J Health Popul Nutr. 2025 Feb 8;44(1):36. doi: 10.1186/s41043-025-00759-9.

ABSTRACT

BACKGROUND: Hemoglobin, albumin, lymphocyte and platelet (HALP) score is derived from the counts of hemoglobin, albumin, lymphocytes, and platelets. It serves as a valuable tool for assessing both inflammation and nutritional status in critically ill patients. However, there hasn’t been a specific study exploring the role of the HALP score in critically ill patients. Additionally, whether the HALP score exhibits an incremental effect on the Sequential Organ Failure Assessment (SOFA) score remains unknown.

METHODS: In this study, we used the Medical Information Mart for Intensive Care (MIMIC-IV) version 2.2 database to evaluate the predictive value of HALP score for critically ill patients. The primary outcome investigated was intensive care unit (ICU) death, and the secondary outcomes included in-hospital mortality, ICU length of stay (LOS), hospital LOS, and 28-day mortality.

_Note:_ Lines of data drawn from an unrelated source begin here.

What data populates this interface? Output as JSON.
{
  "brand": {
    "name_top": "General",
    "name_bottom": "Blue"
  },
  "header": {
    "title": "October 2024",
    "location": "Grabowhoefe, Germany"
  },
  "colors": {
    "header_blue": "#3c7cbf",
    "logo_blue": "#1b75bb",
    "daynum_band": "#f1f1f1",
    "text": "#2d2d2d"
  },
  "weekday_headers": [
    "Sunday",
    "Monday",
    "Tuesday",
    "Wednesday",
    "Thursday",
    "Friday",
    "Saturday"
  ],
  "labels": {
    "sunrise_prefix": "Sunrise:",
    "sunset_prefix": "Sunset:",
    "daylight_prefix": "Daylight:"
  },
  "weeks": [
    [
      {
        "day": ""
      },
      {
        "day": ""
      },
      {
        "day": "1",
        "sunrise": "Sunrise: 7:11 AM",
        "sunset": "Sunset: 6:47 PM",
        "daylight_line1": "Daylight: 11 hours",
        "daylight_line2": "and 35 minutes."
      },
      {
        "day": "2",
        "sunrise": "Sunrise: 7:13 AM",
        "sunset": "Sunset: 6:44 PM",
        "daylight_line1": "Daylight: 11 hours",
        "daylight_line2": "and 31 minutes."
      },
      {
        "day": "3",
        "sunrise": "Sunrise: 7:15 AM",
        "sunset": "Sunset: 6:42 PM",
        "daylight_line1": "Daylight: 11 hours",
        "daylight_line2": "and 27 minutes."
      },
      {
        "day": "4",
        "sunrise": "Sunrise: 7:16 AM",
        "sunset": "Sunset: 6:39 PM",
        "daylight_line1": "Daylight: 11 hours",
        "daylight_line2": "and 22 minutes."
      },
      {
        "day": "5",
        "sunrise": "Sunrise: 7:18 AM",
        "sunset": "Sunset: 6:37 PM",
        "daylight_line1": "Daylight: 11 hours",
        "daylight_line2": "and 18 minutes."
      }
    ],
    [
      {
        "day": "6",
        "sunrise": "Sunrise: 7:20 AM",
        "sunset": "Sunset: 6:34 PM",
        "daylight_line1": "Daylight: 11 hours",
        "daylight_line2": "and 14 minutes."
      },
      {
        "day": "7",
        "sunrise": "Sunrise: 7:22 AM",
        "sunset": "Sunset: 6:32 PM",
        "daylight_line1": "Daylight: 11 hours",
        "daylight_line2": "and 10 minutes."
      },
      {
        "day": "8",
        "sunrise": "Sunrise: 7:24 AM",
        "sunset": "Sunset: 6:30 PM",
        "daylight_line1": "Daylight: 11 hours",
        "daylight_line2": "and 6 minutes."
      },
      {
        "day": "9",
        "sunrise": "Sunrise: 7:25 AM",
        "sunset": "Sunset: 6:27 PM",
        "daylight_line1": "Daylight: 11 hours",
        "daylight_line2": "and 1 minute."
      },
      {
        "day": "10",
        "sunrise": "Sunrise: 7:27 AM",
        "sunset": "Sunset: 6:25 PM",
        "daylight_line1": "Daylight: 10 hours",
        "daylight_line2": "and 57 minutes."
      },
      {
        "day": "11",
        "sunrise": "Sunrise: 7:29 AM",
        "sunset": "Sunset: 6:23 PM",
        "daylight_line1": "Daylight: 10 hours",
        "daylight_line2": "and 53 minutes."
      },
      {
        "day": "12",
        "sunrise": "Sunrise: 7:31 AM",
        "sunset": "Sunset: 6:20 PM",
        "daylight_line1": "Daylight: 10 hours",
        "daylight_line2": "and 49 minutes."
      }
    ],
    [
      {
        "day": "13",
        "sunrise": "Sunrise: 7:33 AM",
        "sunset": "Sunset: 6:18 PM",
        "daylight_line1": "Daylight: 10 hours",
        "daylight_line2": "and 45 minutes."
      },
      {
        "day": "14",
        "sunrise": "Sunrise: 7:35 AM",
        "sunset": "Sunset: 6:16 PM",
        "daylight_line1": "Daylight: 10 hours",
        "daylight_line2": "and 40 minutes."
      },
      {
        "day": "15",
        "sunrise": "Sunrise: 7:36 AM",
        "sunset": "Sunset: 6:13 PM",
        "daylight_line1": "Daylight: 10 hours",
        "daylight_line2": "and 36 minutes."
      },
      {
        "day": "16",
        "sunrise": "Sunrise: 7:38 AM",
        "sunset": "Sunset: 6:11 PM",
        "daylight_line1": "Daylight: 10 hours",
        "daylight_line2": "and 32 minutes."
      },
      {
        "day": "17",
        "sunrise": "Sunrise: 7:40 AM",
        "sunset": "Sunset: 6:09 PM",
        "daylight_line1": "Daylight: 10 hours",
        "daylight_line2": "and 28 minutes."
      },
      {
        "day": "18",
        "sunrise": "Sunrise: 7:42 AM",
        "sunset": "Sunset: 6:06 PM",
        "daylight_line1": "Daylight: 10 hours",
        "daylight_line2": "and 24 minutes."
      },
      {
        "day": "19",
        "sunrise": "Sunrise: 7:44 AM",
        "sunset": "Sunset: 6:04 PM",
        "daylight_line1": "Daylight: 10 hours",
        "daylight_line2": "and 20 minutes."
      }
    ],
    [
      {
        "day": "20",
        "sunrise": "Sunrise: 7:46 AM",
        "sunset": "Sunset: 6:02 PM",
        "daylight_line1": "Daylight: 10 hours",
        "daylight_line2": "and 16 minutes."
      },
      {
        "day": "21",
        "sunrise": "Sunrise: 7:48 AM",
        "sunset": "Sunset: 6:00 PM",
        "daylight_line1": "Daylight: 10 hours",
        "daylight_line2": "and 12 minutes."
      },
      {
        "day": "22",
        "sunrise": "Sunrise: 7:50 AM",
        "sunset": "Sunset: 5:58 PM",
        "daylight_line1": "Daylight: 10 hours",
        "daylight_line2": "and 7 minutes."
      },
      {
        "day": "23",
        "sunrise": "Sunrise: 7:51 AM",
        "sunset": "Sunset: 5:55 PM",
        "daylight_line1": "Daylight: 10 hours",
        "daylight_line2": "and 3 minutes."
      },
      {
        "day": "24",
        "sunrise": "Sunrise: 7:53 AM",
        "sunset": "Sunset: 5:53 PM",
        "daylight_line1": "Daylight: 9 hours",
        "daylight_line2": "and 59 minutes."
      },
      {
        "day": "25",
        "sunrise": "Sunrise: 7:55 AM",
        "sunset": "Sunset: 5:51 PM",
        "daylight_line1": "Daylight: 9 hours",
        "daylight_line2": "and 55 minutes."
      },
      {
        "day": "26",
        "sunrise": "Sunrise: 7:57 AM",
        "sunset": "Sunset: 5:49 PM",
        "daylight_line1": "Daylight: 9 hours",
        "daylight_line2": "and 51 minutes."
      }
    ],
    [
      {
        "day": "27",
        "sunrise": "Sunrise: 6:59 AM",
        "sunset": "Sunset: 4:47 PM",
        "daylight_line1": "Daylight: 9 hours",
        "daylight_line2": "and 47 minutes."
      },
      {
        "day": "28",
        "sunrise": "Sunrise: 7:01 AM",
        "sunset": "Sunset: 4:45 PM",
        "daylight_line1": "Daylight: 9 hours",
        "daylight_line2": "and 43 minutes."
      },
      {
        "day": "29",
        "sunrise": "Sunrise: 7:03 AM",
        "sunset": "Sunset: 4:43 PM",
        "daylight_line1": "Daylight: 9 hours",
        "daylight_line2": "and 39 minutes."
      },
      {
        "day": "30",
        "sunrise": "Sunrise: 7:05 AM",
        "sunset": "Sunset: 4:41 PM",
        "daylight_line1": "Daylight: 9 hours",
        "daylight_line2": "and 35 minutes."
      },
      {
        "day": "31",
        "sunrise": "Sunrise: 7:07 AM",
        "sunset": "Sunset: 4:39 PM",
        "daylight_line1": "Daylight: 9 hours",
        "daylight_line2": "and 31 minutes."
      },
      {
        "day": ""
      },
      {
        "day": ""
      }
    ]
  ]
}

RESULTS: We analyzed 20,083 critically ill patients. In logistic regression, a low HALP score (HALP score < 3.56) showed higher risk of ICU death (adjusted odds ratio: 1.41, 95% confidence interval [CI]: 1.25 to 1.59). Additionally, the HALP score improved the predictive ability of the SOFA score (∆Area under curve: 0.009, p < 0.001). In Cox proportional hazards models, a low HALP score (HALP score < 3.2) was also associated with a higher risk of 28-day mortality (adjusted hazard ratio: 1.52, 95% CI: 1.33 to 1.74).

CONCLUSION: HALP score is associated with short-term mortality. Additionally, HALP score showed an incremental effect on SOFA score in predicting short-term mortality.